I’m always interested in new takes on traditional genres. The action RPG/button mashing action game is something that’s been done time and time again, from the Warriors series to my personal favorite, the Senran Kagura series. But there are few games that really bring something new to the table. Dusk Driver is a game that attempts to break that tradition and innovate by using real-world locations in Taiwan as the setting for its story. But is this enough to set Dusk Diver apart in a sea of action RPGs? Or does it need something else? And if it does, does it have what it takes?
Dusk Diver tells the story of Yuma, an innocent school girl who finds herself at the center of an interdimensional struggle to balance multiple worlds and prevent evil creatures from filtering into the human realm. No biggie, right? If it sounds familiar, it probably is: a similar setup has been in use for decades, and the Persona series comes to mind as a prime example (though, of course, more as a plot starting point than a carbon copy). The truth is that Yuma’s story is a fun one, and the world of these dual dimensions is rich and full of lore. There’s plenty of world building and character development in Yuma, her Guardians and the Gods she encounters along the way. Without wishing to spoil too much, I found the story to be a light-hearted, refreshing take on a tired trope. It doesn’t revolutionize by any means, but it’s a good adaptation of something old into something new, done with much love and the addition of very interesting Taiwanese elements.
The story itself is only let down by a rather average localization job, which focuses more on translating the dialog literally rather than adding context and focusing on the meaning behind the words. I’ve worked on localization myself, for RPGs in particular (RAINBOW SKIES and SIR EATSALOT, both on Playstation platforms), and so perhaps I’m more critical of things like this than most. But I really wish there was more effort put into making the dialog make sense in English beyond literally translating what’s being said. It’s a minor thing, but it brought the otherwise fresh take on multi-dimensions down for me.
The voice acting, on the other hand, is fantastic, and while we’re on the issue of presentation, it’s incredible to think that a very small team has managed to get this game running this well, on the Unreal engine, on the Switch, even in portable mode. Sure, there are some resource-saving tricks used, such as drawing silhouettes in color blocks far in the distance before their texture “pops in”, but the end result is a game that runs and looks really well. Other games on the system would do well to try and emulate this type of performance on an open-world approach. The art style, heavily inspired by anime and manga, works on every level, as does the music, making this quite an audiovisual treat of a game.
Speaking of that open-world, though: There’s a lot of talk in the press material about how this game uses real locations in Taiwan as the setting for the story. And while this is true, the world does feel a lot smaller when you start trying to explore it freely. I appreciate the landmarks, but there’s no free roaming to speak of, and going into the alternative dimension is where you’re likely to do most of your questing… and much of anything, really. You only use the “human” realm in order to save the game, acquire consumables and some minor interactions, before doing the meat of the questing in the alternative dimension. I don’t mind that, but it does make the whole “real world Taiwan” a bit redundant.

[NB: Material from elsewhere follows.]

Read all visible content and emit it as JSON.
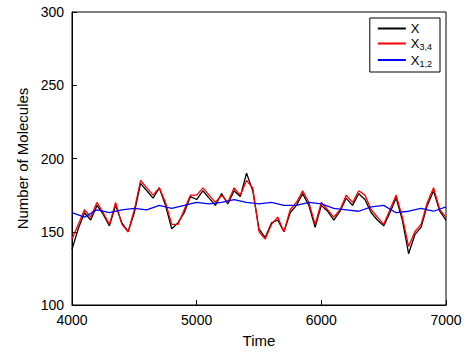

The battle system is at the core of any good (or bad) action RPG, and I’m happy to report that Dusk Diver really delivers. Far from a button-mashfest, there’s some strategy to be taken into consideration during battling, as some enemies are weaker to attacks by Guardians, and others are useful to get some SP to spend on said special attacks. It’s a frantic but delicate balance that plays really well and adds a layer of depth to what can very easily become button mashing boredom.
There’s no deep crafting system here, though, and I do wish there was a bit more RPG to this action RPG, but I also appreciate the RPG-lite approach, which makes it easy to pick up, sink a couple of trips into Youshanding (the Phantom realm) and come back out to Ximending (the “real world”) to advance the story, stock up and save. I appreciate the use of real-world Taipei, but I feel like the in-game world is too small to really highlight the uniqueness of the locales feature. It’s so, so refreshing to see developers using their culture to inject some much-needed rejuvenation into tired tropes, though, so I really walk away a happy camper.
Dusk Diver tries to accomplish quite a lot, and does most of it right. The world feels a bit smaller upon further inspection, and the localization leaves a bit to be desired, but the solid combat system, the lovable characters and the regional interest added by Taiwan’s lore is an intoxicating mixture that makes this game definitely worthy of picking up. Extra points for near-flawless performance on the Switch, even in handheld mode.